Party lines are historically not the best predictors of how judges will rule on a case. That said, three notably conservative judges who historically have been more skeptical of agency action, but who were not on the panel (namely, Judges Brown, Griffith, and Kavanaugh), will now be among the judges who hear the case. EPA can therefore expect to face tougher questioning at argument, and the rule’s challengers may find they have some heretofore unexpected allies during questioning.

Whichever way this case is decided, because this case will be decided by nine judges instead of three, there likely will be a strong dissent from more than one judge accompanying any majority decision. That dissent could potentially be influential when the case finally reaches the Supreme Court.

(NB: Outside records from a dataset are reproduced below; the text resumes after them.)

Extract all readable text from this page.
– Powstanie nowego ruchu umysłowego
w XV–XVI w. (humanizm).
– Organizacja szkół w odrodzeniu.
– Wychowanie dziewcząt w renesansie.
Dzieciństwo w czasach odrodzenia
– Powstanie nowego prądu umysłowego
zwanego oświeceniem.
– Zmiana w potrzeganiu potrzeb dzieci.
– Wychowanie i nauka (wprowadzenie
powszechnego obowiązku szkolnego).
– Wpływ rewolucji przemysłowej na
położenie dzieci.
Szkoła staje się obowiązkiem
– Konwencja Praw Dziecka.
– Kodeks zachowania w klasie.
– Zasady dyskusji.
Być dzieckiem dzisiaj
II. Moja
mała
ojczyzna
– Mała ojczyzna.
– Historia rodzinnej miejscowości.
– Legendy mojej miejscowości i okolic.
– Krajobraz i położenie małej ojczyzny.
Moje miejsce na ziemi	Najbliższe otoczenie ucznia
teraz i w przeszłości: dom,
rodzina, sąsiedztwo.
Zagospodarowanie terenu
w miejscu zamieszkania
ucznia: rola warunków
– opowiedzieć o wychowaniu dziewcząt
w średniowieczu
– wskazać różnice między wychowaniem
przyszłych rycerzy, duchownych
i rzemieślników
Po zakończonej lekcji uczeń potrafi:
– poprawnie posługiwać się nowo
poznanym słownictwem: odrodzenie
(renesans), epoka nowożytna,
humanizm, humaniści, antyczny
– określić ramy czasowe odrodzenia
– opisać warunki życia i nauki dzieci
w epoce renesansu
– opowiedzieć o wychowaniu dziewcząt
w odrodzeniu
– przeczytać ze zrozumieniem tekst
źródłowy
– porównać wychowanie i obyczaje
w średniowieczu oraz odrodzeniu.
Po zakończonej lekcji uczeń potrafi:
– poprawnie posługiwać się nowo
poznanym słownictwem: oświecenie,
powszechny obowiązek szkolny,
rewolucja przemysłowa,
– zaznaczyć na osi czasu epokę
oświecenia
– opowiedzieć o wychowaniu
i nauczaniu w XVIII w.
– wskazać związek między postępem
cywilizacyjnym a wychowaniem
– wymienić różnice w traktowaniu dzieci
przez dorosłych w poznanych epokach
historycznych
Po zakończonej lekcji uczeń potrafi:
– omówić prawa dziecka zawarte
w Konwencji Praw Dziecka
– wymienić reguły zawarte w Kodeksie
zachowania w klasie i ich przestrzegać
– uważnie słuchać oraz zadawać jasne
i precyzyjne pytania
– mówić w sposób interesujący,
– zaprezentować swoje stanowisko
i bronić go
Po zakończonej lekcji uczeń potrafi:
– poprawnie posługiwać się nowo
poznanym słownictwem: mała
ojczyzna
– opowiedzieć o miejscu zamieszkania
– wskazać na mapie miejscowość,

1 See State of West Virginia et al. v. EPA et al., Lead Case No. 15-1363.

2 No senior judges will sit on this case in the course of en banc review. In the D.C. Circuit, senior judges do not sit on en banc cases unless they were a member of the original panel. See Handbook of Practice and Internal Procedures for the United States Court of Appeals for the District of Columbia Circuit, Section XII.B.2 (governing rehearing en banc). There were no senior judges on the original panel, so none will participate in the en banc hearing or decision.

3 See 28 U.S.C. § 46(c); Fed. R. App. P. 25(a); Handbook of Practice and Internal Procedures, supra, Section XII.B.2.

4 Fed. R. App. P. 32(a); Handbook of Practice and Internal Procedures, supra, Section XII.B.2.

5 Although unusual, the Handbook does provide that “[a] judge may also suggest en banc consideration prior to the panel decision; on occasion this has been done by the panel itself.” Handbook of Practice and Internal Procedures, supra, Section XII.B.2.

6 See United States v. Microsoft Corp., 253 F.3d 34 (D.C. Cir. 2001).

7 The D.C. Circuit’s Handbook contemplates that initial en banc decisions should be made early in the case. It provides that “[i]f a party wishes a case to be heard initially en banc, counsel ideally should file the petition within the first 30 days after docketing, but in no event later than the date on which the appellee’s or the respondent’s brief is due.” Handbook of Practice and Internal Procedures, supra, Section XII.B.2.

8 In denying the motions to stay, the original panel granted the Petitioners’ requests for expedited briefing and argument. See Per Curiam Order (Case No. 15-1363) (Jan. 21, 2016) [#1594951]. The Supreme Court ultimately stayed the rule on February 9, 2016, pending disposition of the applicants’ petitions for review in the D.C. Circuit and future petitions for a writ of certiorari.